Insolvency & Bankruptcy Code, 2016- Background


Vision of the Code

The vision of the law is to encourage entrepreneurship and innovation. Some business ventures will always fail, but they will be handled rapidly and swiftly. Entrepreneurs and lenders will be able to move on, instead of being bogged down with decisions taken in the past. This law will help counter the twin balance sheet problem of India and improve its ranking in the Ease of doing business index.

Earlier statutory structure to deal with the issues

Earlier, the corporate companies were governed under Companies Act, 2013.

The sickness issues of companies were dealt with by High Courts. The archaic provisions were not serving the purpose for which they were initially designed. Sickness of non-corporate bodies like partnership firms, individual, HUF etc is presently governed under Presidency Towns Insolvency Act, 1909 and Provincial Insolvency Act, 1920. These will be transferred to DRT when Insolvency Code is made applicable to them.

Insolvency and Bankruptcy Code, 2016

The old and archaic provisions to deal with sickness arising out of financial difficulties have been replaced by Insolvency and Bankruptcy Code, 2016. It came into existence on 28th May 2016.

As per the preamble to the Code, the purpose of this Act is as follows-

  • Consolidate and amend the laws relating to reorganization and insolvency resolution of corporate persons, partnership firms and individuals
  • In a time bound manner
  • For maximization of value of assets of such persons
  • To promote entrepreneurship
  • Availability of credit
  • Balance the interests of all the stakeholders including alteration in the order of priority of payment of Government dues
  • Establish an Insolvency and Bankruptcy Board of India

Code applicable all over India with some exception relating to J&K

Insolvency code is a complete code

Insolvency code is a complete act which consolidates Insolvency Laws, Bankruptcy Laws and Liquidation for Companies, Individuals, and Partnership firms.
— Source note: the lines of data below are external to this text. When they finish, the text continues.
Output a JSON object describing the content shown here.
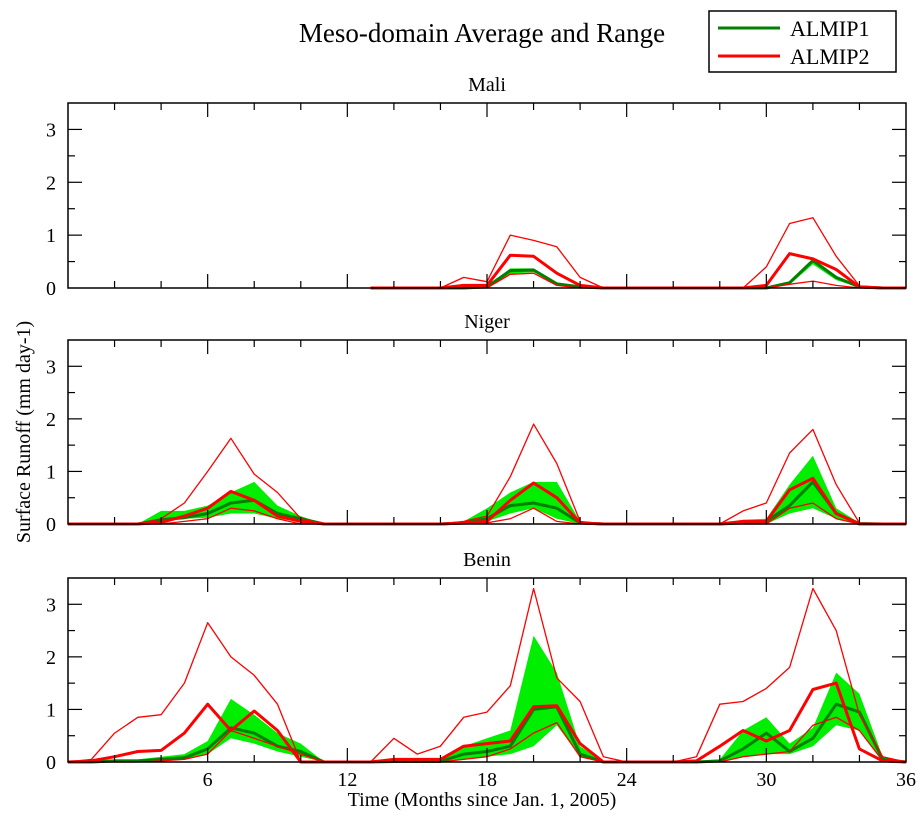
{
  "title": "Meso-domain Average and Range",
  "ylabel": "Surface Runoff (mm day-1)",
  "xlabel": "Time (Months since Jan. 1, 2005)",
  "legend": [
    {
      "label": "ALMIP1",
      "color": "#008000"
    },
    {
      "label": "ALMIP2",
      "color": "#ff0000"
    }
  ],
  "colors": {
    "range_fill": "#00ee00",
    "almip1": "#008000",
    "almip2": "#ff0000"
  },
  "chart_data": [
    {
      "type": "line",
      "subplot": "Mali",
      "xlim": [
        0,
        36
      ],
      "ylim": [
        0,
        3.5
      ],
      "x_ticks": [
        6,
        12,
        18,
        24,
        30,
        36
      ],
      "y_ticks": [
        0,
        1,
        2,
        3
      ],
      "x": [
        0,
        1,
        2,
        3,
        4,
        5,
        6,
        7,
        8,
        9,
        10,
        11,
        12,
        13,
        14,
        15,
        16,
        17,
        18,
        19,
        20,
        21,
        22,
        23,
        24,
        25,
        26,
        27,
        28,
        29,
        30,
        31,
        32,
        33,
        34,
        35,
        36
      ],
      "series": [
        {
          "name": "ALMIP1",
          "role": "range_max",
          "values": [
            null,
            null,
            null,
            null,
            null,
            null,
            null,
            null,
            null,
            null,
            null,
            null,
            null,
            0,
            0,
            0,
            0,
            0,
            0.02,
            0.37,
            0.37,
            0.1,
            0.02,
            0,
            0,
            0,
            0,
            0,
            0,
            0,
            0,
            0.1,
            0.5,
            0.2,
            0.02,
            0,
            0
          ]
        },
        {
          "name": "ALMIP1",
          "role": "range_min",
          "values": [
            null,
            null,
            null,
            null,
            null,
            null,
            null,
            null,
            null,
            null,
            null,
            null,
            null,
            0,
            0,
            0,
            0,
            0,
            0.01,
            0.27,
            0.3,
            0.06,
            0.01,
            0,
            0,
            0,
            0,
            0,
            0,
            0,
            0,
            0.06,
            0.45,
            0.15,
            0.01,
            0,
            0
          ]
        },
        {
          "name": "ALMIP1",
          "role": "mean",
          "values": [
            null,
            null,
            null,
            null,
            null,
            null,
            null,
            null,
            null,
            null,
            null,
            null,
            null,
            0,
            0,
            0,
            0,
            0,
            0.02,
            0.33,
            0.34,
            0.08,
            0.02,
            0,
            0,
            0,
            0,
            0,
            0,
            0,
            0,
            0.1,
            0.52,
            0.2,
            0.02,
            0,
            0
          ]
        },
        {
          "name": "ALMIP2",
          "role": "range_max",
          "values": [
            null,
            null,
            null,
            null,
            null,
            null,
            null,
            null,
            null,
            null,
            null,
            null,
            null,
            0,
            0,
            0,
            0,
            0.2,
            0.12,
            1.0,
            0.9,
            0.78,
            0.2,
            0,
            0,
            0,
            0,
            0,
            0,
            0,
            0.4,
            1.22,
            1.33,
            0.6,
            0.04,
            0,
            0
          ]
        },
        {
          "name": "ALMIP2",
          "role": "range_min",
          "values": [
            null,
            null,
            null,
            null,
            null,
            null,
            null,
            null,
            null,
            null,
            null,
            null,
            null,
            0,
            0,
            0,
            0,
            0,
            0,
            0.26,
            0.28,
            0.05,
            0,
            0,
            0,
            0,
            0,
            0,
            0,
            0,
            0,
            0.07,
            0.13,
            0.05,
            0,
            0,
            0
          ]
        },
        {
          "name": "ALMIP2",
          "role": "mean",
          "values": [
            null,
            null,
            null,
            null,
            null,
            null,
            null,
            null,
            null,
            null,
            null,
            null,
            null,
            0,
            0,
            0,
            0,
            0.05,
            0.05,
            0.62,
            0.6,
            0.28,
            0.05,
            0,
            0,
            0,
            0,
            0,
            0,
            0,
            0.05,
            0.65,
            0.55,
            0.35,
            0.02,
            0,
            0
          ]
        }
      ]
    },
    {
      "type": "line",
      "subplot": "Niger",
      "xlim": [
        0,
        36
      ],
      "ylim": [
        0,
        3.5
      ],
      "x_ticks": [
        6,
        12,
        18,
        24,
        30,
        36
      ],
      "y_ticks": [
        0,
        1,
        2,
        3
      ],
      "x": [
        0,
        1,
        2,
        3,
        4,
        5,
        6,
        7,
        8,
        9,
        10,
        11,
        12,
        13,
        14,
        15,
        16,
        17,
        18,
        19,
        20,
        21,
        22,
        23,
        24,
        25,
        26,
        27,
        28,
        29,
        30,
        31,
        32,
        33,
        34,
        35,
        36
      ],
      "series": [
        {
          "name": "ALMIP1",
          "role": "range_max",
          "values": [
            0,
            0,
            0,
            0,
            0.25,
            0.25,
            0.35,
            0.6,
            0.8,
            0.35,
            0.15,
            0,
            0,
            0,
            0,
            0,
            0,
            0.05,
            0.3,
            0.6,
            0.8,
            0.8,
            0.05,
            0,
            0,
            0,
            0,
            0,
            0,
            0.08,
            0.1,
            0.75,
            1.3,
            0.3,
            0.02,
            0,
            0
          ]
        },
        {
          "name": "ALMIP1",
          "role": "range_min",
          "values": [
            0,
            0,
            0,
            0,
            0.05,
            0.1,
            0.12,
            0.2,
            0.2,
            0.1,
            0.05,
            0,
            0,
            0,
            0,
            0,
            0,
            0,
            0.05,
            0.2,
            0.3,
            0.1,
            0,
            0,
            0,
            0,
            0,
            0,
            0,
            0,
            0,
            0.2,
            0.3,
            0.1,
            0,
            0,
            0
          ]
        },
        {
          "name": "ALMIP1",
          "role": "mean",
          "values": [
            0,
            0,
            0,
            0,
            0.08,
            0.12,
            0.2,
            0.4,
            0.45,
            0.2,
            0.1,
            0,
            0,
            0,
            0,
            0,
            0,
            0.02,
            0.1,
            0.35,
            0.4,
            0.3,
            0.02,
            0,
            0,
            0,
            0,
            0,
            0,
            0.02,
            0.05,
            0.35,
            0.8,
            0.2,
            0.01,
            0,
            0
          ]
        },
        {
          "name": "ALMIP2",
          "role": "range_max",
          "values": [
            0,
            0,
            0,
            0,
            0.1,
            0.4,
            1.0,
            1.63,
            0.95,
            0.6,
            0.1,
            0,
            0,
            0,
            0,
            0,
            0,
            0.05,
            0.15,
            0.9,
            1.9,
            1.15,
            0.05,
            0,
            0,
            0,
            0,
            0,
            0,
            0.25,
            0.4,
            1.35,
            1.8,
            0.75,
            0.02,
            0,
            0
          ]
        },
        {
          "name": "ALMIP2",
          "role": "range_min",
          "values": [
            0,
            0,
            0,
            0,
            0,
            0.05,
            0.1,
            0.3,
            0.25,
            0.1,
            0,
            0,
            0,
            0,
            0,
            0,
            0,
            0,
            0.02,
            0.1,
            0.3,
            0.05,
            0,
            0,
            0,
            0,
            0,
            0,
            0,
            0,
            0,
            0.3,
            0.4,
            0.1,
            0,
            0,
            0
          ]
        },
        {
          "name": "ALMIP2",
          "role": "mean",
          "values": [
            0,
            0,
            0,
            0,
            0.03,
            0.15,
            0.3,
            0.62,
            0.45,
            0.15,
            0.05,
            0,
            0,
            0,
            0,
            0,
            0,
            0.02,
            0.05,
            0.45,
            0.78,
            0.5,
            0.02,
            0,
            0,
            0,
            0,
            0,
            0,
            0.05,
            0.05,
            0.65,
            0.87,
            0.2,
            0,
            0,
            0
          ]
        }
      ]
    },
    {
      "type": "line",
      "subplot": "Benin",
      "xlim": [
        0,
        36
      ],
      "ylim": [
        0,
        3.5
      ],
      "x_ticks": [
        6,
        12,
        18,
        24,
        30,
        36
      ],
      "y_ticks": [
        0,
        1,
        2,
        3
      ],
      "x": [
        0,
        1,
        2,
        3,
        4,
        5,
        6,
        7,
        8,
        9,
        10,
        11,
        12,
        13,
        14,
        15,
        16,
        17,
        18,
        19,
        20,
        21,
        22,
        23,
        24,
        25,
        26,
        27,
        28,
        29,
        30,
        31,
        32,
        33,
        34,
        35,
        36
      ],
      "series": [
        {
          "name": "ALMIP1",
          "role": "range_max",
          "values": [
            0,
            0,
            0.05,
            0.05,
            0.1,
            0.15,
            0.4,
            1.2,
            0.9,
            0.55,
            0.35,
            0,
            0,
            0,
            0.02,
            0.02,
            0.02,
            0.3,
            0.45,
            0.6,
            2.4,
            1.7,
            0.3,
            0,
            0,
            0,
            0,
            0,
            0.05,
            0.6,
            0.85,
            0.35,
            0.65,
            1.7,
            1.3,
            0.1,
            0
          ]
        },
        {
          "name": "ALMIP1",
          "role": "range_min",
          "values": [
            0,
            0,
            0,
            0,
            0.02,
            0.05,
            0.15,
            0.45,
            0.35,
            0.2,
            0.1,
            0,
            0,
            0,
            0,
            0,
            0,
            0.05,
            0.1,
            0.15,
            0.3,
            0.7,
            0.1,
            0,
            0,
            0,
            0,
            0,
            0,
            0.1,
            0.15,
            0.15,
            0.3,
            0.7,
            0.6,
            0.02,
            0
          ]
        },
        {
          "name": "ALMIP1",
          "role": "mean",
          "values": [
            0,
            0,
            0.02,
            0.02,
            0.05,
            0.08,
            0.25,
            0.65,
            0.55,
            0.3,
            0.2,
            0,
            0,
            0,
            0.01,
            0.01,
            0.01,
            0.15,
            0.2,
            0.3,
            1.0,
            1.05,
            0.15,
            0,
            0,
            0,
            0,
            0,
            0.02,
            0.25,
            0.55,
            0.2,
            0.45,
            1.1,
            0.95,
            0.05,
            0
          ]
        },
        {
          "name": "ALMIP2",
          "role": "range_max",
          "values": [
            0,
            0.05,
            0.55,
            0.85,
            0.9,
            1.5,
            2.65,
            2.0,
            1.65,
            1.1,
            0,
            0,
            0,
            0,
            0.45,
            0.15,
            0.3,
            0.85,
            0.95,
            1.45,
            3.3,
            1.6,
            1.15,
            0.1,
            0,
            0,
            0,
            0.1,
            1.1,
            1.15,
            1.4,
            1.8,
            3.3,
            2.5,
            0.9,
            0.1,
            0
          ]
        },
        {
          "name": "ALMIP2",
          "role": "range_min",
          "values": [
            0,
            0,
            0,
            0,
            0.02,
            0.05,
            0.15,
            0.6,
            0.45,
            0.3,
            0.15,
            0,
            0,
            0,
            0,
            0,
            0,
            0.05,
            0.1,
            0.25,
            0.55,
            0.75,
            0.1,
            0,
            0,
            0,
            0,
            0,
            0,
            0.1,
            0.15,
            0.2,
            0.7,
            0.85,
            0.6,
            0.02,
            0
          ]
        },
        {
          "name": "ALMIP2",
          "role": "mean",
          "values": [
            0,
            0.02,
            0.1,
            0.2,
            0.22,
            0.55,
            1.1,
            0.6,
            0.97,
            0.6,
            0,
            0,
            0,
            0,
            0.05,
            0.05,
            0.05,
            0.3,
            0.35,
            0.4,
            1.05,
            1.07,
            0.35,
            0,
            0,
            0,
            0,
            0.02,
            0.3,
            0.6,
            0.4,
            0.6,
            1.38,
            1.5,
            0.25,
            0.02,
            0
          ]
        }
      ]
    }
  ]
}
It is complete and exhaustive in the matters dealt with therein. The Code is Parliamentary law that is exhaustive code on the subject matter of insolvency. It is covered in Entry 9 List III of Seventh Schedule, which reads as follows- Bankruptcy and Insolvency. Innoventive Industries v. ICICI Bank (2017) 143 SCL 625= 84 320 (SC)

Parallel proceedings under SARFAESI/ RDDB and Insolvency Code permissible

Pendency of proceedings before DRT and initiation of action under SARFAESI Act cannot be ground for rejection of an application to initiate Insolvency Resolution process- Punjab National Bank v. Carnation Auto India (2017) 144 SCL 234= 86 227 (NCLT).

NCLT has exclusive jurisdiction over Insolvency and Bankruptcy Cases. The liquidation of Companies is also dealt by it. But after filing a case before NCLT, parallel proceeding cannot be initiated before any other Civil Court, whereas if any case is pending before a Civil Court, it can simultaneously be initiated before NCLT.

CMI Energy India v. Easun Reyrolle Ltd. (2018) 145 SCL 70= 87 338 (NCLT). Earlier there was no such provision.


The IBC came into existence on 28th May, 2016 and since then it is under construction. A lot of amendments have been introduced in it to adjust with the new market trends and make it more complying with the needs of the resolution process for quick recovery of bad debts in a time bound manner. The matters are dealt before NCLT who exercises exclusive jurisdiction over such matters. The amendments have brought flood of changes and even the apex bank is taking suo moto cognizance over the defaulting companies. Let us see how far reaching and effective will be its provisions.

Disclaimer – The above summary is based on the personal interpretation of the revised regulations, which may differ person to person. Hence, the readers are expected to take expert opinion before placing reliance on this article.